India follows the classical system of taxation, by which income of companies is taxed and such income when distributed as dividend is again taxed in the hands of the recipient.

Tax treatment for companies would depend upon the kind of the company. While an Indian company is taxed on its world wide income, a foreign company is taxed on income earned in India or income that arises or is deemed to arise in India. Royalty, interest, dividend from Indian companies and fees for technical services are all treated as income arising in India.

Income of a company from profits and gains from business operations, capital gains due to sale of capital assets and income from other sources attract income tax. All business expenses are deductible if they are incurred wholly and exclusively for the purpose of the business. The income tax law provides for specific categories of expenses and also allows discretion to the concerned authority to allow expenses which are not specifically indicated.

Individuals are taxed on income derived from salaries, house property, professional income, capital gains and other income. The tax law does not allow deduction of any expenses incurred by an individual except expenses incurred for business or profession and incurred in acquiring capital assets.
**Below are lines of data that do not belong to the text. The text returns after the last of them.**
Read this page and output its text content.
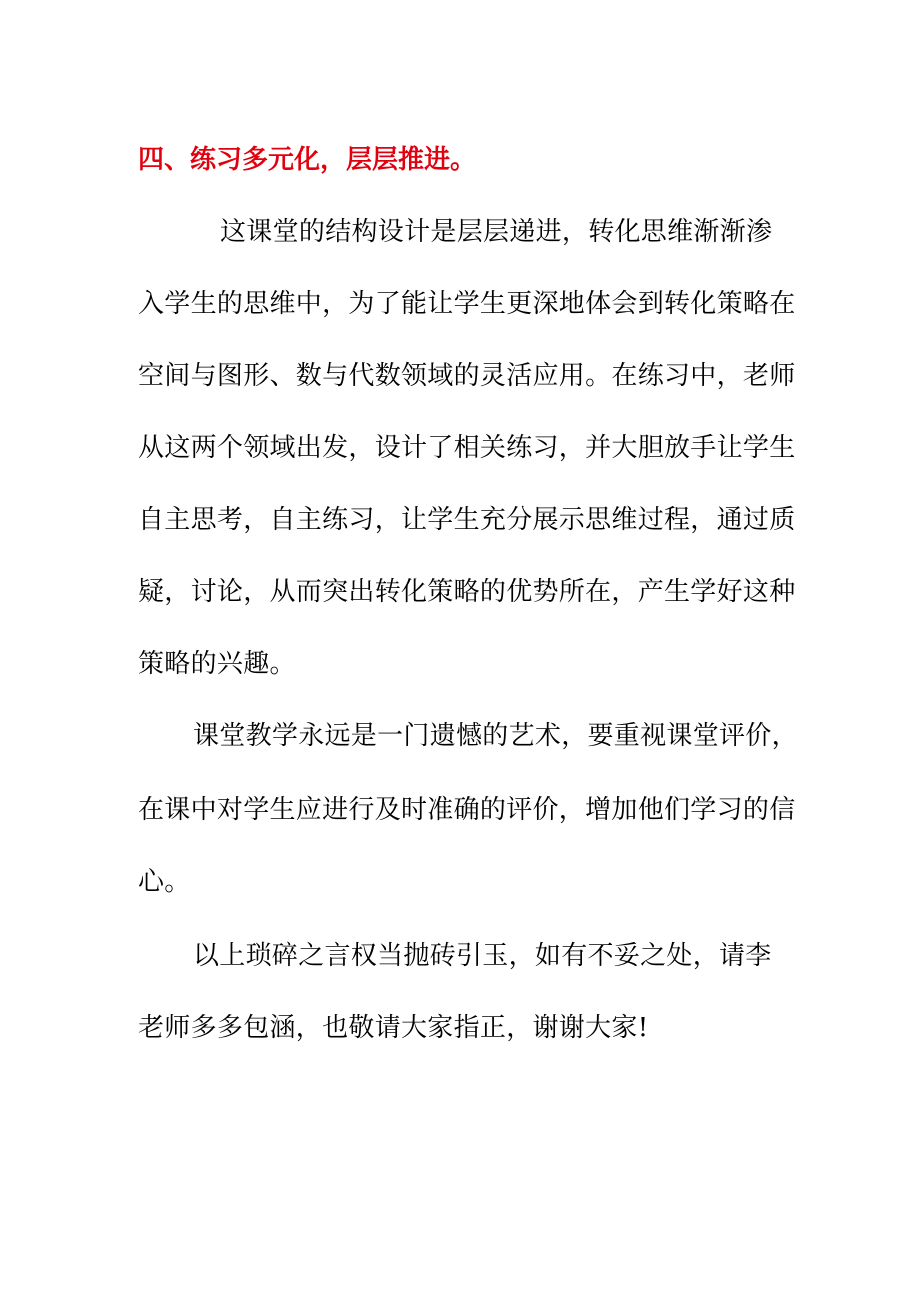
四、练习多元化，层层推进。
这课堂的结构设计是层层递进，转化思维渐渐渗
入学生的思维中，为了能让学生更深地体会到转化策略在
空间与图形、数与代数领域的灵活应用。在练习中，老师
从这两个领域出发，设计了相关练习，并大胆放手让学生
自主思考，自主练习，让学生充分展示思维过程，通过质
疑，讨论，从而突出转化策略的优势所在，产生学好这种
策略的兴趣。
课堂教学永远是一门遗憾的艺术，要重视课堂评价，
在课中对学生应进行及时准确的评价，增加他们学习的信
心。
以上琐碎之言权当抛砖引玉，如有不妥之处，请李
老师多多包涵，也敬请大家指正，谢谢大家!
India has signed tax treaties with over forty countries, most of which are based on the Organisation of Economic Cooperation and Development (OECD) model. These treaties provide for favourable treatment of computing taxable business profits. Specifically, income like dividends, interest, royalty and fees for technical services are taxed at lower rates than those applicable under the domestic law.

Indirect Taxes

Excise duty is payable on manufactured products. The duty rate is commodity dependent and varies from year to year. The rates are ad valorem, specific or a combination of both.

Sales tax is imposed on sales of goods. The incidence of tax is primarily on the seller who may or may not shift the burden on the purchaser. Each province has its own sales tax administration and the tax charged is commodity dependent and varies from year to year. Under certain conditions a Central Sales tax is also levied.

Stamp tax is levied on transfer of movable/ immovable properties and is normally paid by the purchaser. Certain documents like bills of exchange, insurance policy, etc. also attract stamp tax.